Feb 07 09:38:50 hostname systemd[1]: Stopped Early OOM Daemon.
Feb 07 09:38:50 hostname systemd[1]: Started Early OOM Daemon.
18446744073709551612 = -4 =  EINTR            4      /* Interrupted system call */

Wow, looks like a kernel bug. What is your kernel version (uname -a)?

This is a rocky 8.8 machine with kernel 4.18.0-477.15.1.el8_8.x86_64

@oxalica did you also run a RHEL8 kernel when this happened?

@oxalica did you also run a RHEL8 kernel when this happened?

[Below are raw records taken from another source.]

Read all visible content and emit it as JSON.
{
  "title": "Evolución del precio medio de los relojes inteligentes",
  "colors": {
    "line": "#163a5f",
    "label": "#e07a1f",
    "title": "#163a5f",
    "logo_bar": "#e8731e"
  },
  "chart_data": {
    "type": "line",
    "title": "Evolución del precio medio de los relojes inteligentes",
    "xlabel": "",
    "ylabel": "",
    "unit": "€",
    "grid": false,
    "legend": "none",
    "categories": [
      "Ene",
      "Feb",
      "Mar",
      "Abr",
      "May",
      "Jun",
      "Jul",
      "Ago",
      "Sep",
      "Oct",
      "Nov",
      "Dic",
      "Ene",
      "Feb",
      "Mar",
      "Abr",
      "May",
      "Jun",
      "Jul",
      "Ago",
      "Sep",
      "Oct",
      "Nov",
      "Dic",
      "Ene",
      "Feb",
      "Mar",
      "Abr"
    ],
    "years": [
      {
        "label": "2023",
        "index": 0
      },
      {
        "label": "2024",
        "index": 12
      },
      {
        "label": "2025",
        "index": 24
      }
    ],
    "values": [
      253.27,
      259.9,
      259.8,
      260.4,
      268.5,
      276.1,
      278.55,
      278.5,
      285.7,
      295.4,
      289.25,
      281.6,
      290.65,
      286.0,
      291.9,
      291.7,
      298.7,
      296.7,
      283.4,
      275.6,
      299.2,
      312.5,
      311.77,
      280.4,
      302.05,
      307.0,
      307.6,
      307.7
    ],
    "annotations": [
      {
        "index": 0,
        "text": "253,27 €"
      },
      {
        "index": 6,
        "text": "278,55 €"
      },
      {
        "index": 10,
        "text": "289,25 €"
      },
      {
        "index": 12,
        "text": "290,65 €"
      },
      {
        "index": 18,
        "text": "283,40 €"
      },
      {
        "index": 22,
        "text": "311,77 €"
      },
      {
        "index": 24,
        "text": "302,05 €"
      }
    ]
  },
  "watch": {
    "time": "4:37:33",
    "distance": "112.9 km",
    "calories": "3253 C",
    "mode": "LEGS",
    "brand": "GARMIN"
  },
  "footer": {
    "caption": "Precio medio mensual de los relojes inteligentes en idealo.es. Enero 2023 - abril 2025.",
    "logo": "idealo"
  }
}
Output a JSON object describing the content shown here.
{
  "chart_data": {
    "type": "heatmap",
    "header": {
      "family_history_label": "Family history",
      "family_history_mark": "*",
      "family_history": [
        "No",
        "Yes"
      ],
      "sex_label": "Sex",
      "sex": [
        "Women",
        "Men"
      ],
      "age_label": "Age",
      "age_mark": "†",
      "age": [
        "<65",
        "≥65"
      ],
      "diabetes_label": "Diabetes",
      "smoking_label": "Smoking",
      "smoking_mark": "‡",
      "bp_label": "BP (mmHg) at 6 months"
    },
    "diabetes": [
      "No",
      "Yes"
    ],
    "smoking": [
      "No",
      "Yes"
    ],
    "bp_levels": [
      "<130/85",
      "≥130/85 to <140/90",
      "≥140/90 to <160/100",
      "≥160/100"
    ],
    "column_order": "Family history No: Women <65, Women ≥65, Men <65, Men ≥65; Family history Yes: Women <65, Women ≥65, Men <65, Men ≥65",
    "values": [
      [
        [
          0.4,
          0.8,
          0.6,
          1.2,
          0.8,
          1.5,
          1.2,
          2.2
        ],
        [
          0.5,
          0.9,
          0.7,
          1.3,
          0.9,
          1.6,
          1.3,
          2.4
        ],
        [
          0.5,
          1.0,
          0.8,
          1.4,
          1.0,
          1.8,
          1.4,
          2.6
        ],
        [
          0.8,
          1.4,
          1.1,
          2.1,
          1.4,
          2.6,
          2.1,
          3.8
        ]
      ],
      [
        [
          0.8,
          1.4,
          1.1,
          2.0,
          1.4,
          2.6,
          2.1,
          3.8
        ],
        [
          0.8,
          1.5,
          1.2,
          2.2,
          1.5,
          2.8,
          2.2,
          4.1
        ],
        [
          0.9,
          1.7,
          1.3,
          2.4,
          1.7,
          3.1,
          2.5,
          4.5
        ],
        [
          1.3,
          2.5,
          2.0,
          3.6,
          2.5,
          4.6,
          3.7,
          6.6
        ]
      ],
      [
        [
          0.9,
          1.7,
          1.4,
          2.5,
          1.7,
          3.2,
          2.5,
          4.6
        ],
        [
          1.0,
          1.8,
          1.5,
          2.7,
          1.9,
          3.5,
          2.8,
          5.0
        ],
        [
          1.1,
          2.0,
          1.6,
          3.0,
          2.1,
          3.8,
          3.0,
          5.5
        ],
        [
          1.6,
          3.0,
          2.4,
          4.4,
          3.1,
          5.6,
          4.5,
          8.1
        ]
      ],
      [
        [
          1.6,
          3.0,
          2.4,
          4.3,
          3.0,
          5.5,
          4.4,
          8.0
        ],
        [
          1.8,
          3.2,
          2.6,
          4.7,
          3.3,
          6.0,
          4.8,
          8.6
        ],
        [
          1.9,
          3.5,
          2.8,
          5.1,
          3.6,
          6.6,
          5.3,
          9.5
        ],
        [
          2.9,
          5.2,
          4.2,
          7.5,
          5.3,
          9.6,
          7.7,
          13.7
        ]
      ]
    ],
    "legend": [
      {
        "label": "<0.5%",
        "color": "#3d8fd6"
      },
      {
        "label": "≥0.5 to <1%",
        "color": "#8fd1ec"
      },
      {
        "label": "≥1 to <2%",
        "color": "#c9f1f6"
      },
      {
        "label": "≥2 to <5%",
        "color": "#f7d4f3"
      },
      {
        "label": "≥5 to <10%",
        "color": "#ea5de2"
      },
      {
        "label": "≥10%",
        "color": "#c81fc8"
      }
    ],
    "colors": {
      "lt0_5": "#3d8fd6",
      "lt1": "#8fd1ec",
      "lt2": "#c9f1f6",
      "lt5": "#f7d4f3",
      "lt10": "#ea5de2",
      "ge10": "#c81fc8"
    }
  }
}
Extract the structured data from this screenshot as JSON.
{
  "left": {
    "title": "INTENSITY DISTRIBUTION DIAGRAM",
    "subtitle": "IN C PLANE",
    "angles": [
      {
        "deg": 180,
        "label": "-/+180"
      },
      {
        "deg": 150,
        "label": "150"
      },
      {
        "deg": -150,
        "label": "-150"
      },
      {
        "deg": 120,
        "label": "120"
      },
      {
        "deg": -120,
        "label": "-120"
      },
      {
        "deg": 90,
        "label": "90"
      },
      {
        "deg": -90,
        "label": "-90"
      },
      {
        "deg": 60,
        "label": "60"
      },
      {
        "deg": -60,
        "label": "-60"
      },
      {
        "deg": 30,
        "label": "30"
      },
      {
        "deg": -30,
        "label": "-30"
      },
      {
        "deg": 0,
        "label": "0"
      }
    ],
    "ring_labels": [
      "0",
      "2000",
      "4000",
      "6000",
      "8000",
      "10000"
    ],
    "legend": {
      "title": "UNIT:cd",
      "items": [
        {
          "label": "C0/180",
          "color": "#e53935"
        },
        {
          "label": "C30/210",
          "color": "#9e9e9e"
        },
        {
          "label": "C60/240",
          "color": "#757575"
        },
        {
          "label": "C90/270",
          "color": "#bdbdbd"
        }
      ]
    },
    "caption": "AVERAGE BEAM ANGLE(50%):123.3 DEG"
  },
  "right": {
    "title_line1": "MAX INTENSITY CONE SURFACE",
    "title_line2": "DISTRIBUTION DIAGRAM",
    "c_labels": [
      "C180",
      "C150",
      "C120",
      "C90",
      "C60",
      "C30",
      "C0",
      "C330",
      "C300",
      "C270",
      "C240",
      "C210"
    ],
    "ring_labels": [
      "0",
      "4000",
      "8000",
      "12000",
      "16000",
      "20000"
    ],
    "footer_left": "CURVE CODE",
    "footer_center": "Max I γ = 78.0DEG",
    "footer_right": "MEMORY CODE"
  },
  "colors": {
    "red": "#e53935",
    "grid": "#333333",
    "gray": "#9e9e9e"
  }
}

No. I was using NixOS and is still using it now. The issue does not reproduce in the last year for me since journalctl -u earlyoom.service --grep='fatal' returns no lines.

Sorry but I don't know the exact kernel version when I encountered this issue. But I guess it's the latest LTS kernel at that time, which was about 5.4.

Workarounded in earlyoom via edd3d94.